Поскольку Витор поблагодарил его на португальском, официант принял их за соплеменников и продолжал болтать на своем родном языке: отметил прекрасную солнечную погоду, предложил выбрать блюда и вина, похвалил Томаса за хорошее поведение.
— Он думает, что мы женаты и что Томас мой сын, — пояснил Витор, когда юноша записал их заказ и поспешно убежал. Он насмешливо улыбнулся и добавил: — Полагаю, это естественно.
Эшли пробормотала нечто нечленораздельное. И зачем я пошла на этот ленч? — несколько поздно пожалела она. Зачем я подвергаю себя опасности, что кто-то прокомментирует сходство между ее сыном и спутником и определит столь очевидное родство? Взяв меню, она проявила особый интерес к десерту.
— Томасу нравится pudim flar, а я, если не переем, возьму… Что за pudim Molotov? — поинтересовалась она.
— Мусс из яичных белков с подливкой из сахара с маслом.
— Звучит восхитительно.
— Так оно и есть. — Карие глаза Витора поймали и удержали ее взгляд. — А Томас мог бы быть моим сыном.
В желудке Эшли образовалась пустота. Хоть я и надеялась на то, что он догадается, не хочу, чтобы он догадался сейчас, в отчаянии подумала она. Только не когда они находятся в общественном месте, в окружении других людей. Не тогда, когда Томас может уловить эмоциональные токи. Ладно, малыш не поймет, но…
— Если не считать того, что ты была на четвертом месяце беременности, когда погиб Саймон, — добавил Витор.
Не скрывая своего удивления, она спросила:
— Это Саймон тебе сказал?
Он кивнул.
— О, это выглядит обещающе, — сказал он официанту, размахивавшему перед ним бутылкой красного вина, которую он рекомендовал с особым энтузиазмом.
Когда бутылку открыли и Витору предложили попробовать вино, Эшли перевела свой взгляд.
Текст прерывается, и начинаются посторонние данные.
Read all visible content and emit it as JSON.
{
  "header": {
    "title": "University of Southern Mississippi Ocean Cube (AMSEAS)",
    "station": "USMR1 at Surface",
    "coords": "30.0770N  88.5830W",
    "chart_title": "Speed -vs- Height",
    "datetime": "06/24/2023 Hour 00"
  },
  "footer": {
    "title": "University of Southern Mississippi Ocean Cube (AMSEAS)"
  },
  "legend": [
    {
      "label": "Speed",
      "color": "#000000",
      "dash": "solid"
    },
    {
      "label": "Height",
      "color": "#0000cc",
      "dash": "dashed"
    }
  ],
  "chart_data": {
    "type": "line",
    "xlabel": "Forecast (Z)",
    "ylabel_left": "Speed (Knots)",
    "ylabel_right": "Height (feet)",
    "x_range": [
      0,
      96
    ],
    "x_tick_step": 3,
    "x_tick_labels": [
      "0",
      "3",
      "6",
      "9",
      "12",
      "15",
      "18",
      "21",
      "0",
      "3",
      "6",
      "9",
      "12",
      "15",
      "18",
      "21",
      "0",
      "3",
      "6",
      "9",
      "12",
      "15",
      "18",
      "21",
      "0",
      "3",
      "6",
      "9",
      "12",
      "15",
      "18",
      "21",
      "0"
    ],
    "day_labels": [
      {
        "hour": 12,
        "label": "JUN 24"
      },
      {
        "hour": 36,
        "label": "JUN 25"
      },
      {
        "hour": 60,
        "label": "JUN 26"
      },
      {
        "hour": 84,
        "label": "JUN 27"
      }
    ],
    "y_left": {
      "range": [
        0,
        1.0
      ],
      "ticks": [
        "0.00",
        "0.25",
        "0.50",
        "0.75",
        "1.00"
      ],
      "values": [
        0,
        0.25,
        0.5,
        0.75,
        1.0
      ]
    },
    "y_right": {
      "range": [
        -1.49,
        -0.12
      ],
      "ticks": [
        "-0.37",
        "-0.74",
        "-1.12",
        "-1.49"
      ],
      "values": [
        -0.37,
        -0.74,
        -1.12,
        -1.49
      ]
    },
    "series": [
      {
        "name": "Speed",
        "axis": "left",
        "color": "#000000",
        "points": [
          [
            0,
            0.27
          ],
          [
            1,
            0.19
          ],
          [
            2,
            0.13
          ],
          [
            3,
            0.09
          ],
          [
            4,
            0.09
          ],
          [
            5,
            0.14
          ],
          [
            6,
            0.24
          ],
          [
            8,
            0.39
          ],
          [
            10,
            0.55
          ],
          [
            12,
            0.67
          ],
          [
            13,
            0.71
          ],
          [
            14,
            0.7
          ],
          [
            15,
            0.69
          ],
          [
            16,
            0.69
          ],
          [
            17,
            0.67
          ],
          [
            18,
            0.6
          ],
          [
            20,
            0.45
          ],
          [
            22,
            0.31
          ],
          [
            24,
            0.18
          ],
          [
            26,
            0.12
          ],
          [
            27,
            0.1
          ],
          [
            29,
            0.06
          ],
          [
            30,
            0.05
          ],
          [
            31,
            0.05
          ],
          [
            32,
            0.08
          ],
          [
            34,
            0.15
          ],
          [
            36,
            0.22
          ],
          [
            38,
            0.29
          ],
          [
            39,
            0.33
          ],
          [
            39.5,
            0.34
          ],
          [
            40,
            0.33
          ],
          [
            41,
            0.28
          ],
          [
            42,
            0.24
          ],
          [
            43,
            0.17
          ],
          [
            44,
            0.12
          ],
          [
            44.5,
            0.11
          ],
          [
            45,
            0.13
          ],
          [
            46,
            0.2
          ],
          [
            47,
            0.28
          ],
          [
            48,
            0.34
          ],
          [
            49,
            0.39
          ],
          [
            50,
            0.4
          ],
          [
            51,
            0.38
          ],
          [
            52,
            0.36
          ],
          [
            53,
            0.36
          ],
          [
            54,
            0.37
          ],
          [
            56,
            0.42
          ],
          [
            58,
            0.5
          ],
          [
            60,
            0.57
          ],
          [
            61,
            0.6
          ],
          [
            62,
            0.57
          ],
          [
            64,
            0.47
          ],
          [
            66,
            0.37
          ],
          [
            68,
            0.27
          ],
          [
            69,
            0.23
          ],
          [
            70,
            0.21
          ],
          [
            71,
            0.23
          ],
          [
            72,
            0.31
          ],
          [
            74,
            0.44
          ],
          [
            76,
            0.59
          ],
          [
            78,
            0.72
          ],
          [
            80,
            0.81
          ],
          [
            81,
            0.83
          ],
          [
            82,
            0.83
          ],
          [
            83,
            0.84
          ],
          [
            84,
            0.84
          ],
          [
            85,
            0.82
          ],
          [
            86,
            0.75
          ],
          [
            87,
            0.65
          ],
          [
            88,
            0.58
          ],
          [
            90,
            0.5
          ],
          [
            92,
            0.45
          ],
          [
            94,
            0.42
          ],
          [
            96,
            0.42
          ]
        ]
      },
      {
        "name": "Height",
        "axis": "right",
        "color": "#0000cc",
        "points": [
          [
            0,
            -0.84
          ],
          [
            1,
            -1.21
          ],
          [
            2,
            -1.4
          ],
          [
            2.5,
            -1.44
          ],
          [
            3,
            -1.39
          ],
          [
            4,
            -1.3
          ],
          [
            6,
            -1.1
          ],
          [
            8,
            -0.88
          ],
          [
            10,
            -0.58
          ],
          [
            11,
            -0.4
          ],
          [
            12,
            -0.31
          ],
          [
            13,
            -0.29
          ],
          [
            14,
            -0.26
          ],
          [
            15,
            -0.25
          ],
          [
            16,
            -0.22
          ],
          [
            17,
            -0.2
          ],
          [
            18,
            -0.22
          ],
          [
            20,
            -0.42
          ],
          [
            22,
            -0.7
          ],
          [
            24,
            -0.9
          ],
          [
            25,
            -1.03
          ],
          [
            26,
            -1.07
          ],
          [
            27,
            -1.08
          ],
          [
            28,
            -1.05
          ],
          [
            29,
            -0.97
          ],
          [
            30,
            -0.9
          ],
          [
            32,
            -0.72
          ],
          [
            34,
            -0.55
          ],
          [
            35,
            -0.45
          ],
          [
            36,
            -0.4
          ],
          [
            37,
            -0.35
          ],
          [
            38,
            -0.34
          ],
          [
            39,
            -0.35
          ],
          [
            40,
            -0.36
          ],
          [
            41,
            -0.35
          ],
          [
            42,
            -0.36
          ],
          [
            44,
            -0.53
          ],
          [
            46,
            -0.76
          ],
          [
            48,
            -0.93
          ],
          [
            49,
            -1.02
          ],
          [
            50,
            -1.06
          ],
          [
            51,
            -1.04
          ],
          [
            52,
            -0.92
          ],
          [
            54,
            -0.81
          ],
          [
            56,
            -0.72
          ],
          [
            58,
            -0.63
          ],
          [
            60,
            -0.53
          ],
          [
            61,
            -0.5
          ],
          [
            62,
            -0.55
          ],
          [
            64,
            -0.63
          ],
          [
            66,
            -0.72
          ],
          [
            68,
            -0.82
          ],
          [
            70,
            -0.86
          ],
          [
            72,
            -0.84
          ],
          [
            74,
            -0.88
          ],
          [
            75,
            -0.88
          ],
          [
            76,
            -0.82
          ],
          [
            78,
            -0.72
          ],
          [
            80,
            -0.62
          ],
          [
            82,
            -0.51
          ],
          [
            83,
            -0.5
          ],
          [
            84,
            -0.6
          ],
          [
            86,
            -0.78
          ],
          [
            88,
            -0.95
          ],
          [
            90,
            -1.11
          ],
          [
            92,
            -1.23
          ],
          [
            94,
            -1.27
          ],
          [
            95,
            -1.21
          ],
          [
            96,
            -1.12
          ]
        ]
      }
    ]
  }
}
Цепочка рыбаков разгружала корзины с крабами из лодки, пришвартованной к пристани. Чуть дальше другие рыбаки чинили на солнцепеке свои сети. Еще дальше виднелись плакаты, призывавшие отдыхающих испытать великолепие глубоководной рыбной ловли. Эшли ничего этого не видела. Если он думает, что в Аделаиде она была на четвертом месяце беременности, значит, он считает, что она уже была беременна, когда они занимались любовью! Теперь она понимает, почему он не может сложить два и два и получить такие очевидные четыре. И во всем виноват Саймон — это он подтасовал факты. Опять же ее мнимый любовник солгал. Сердце Эшли оборвалось. Еще одна неправда, которую ей предстоит опровергнуть и исправить.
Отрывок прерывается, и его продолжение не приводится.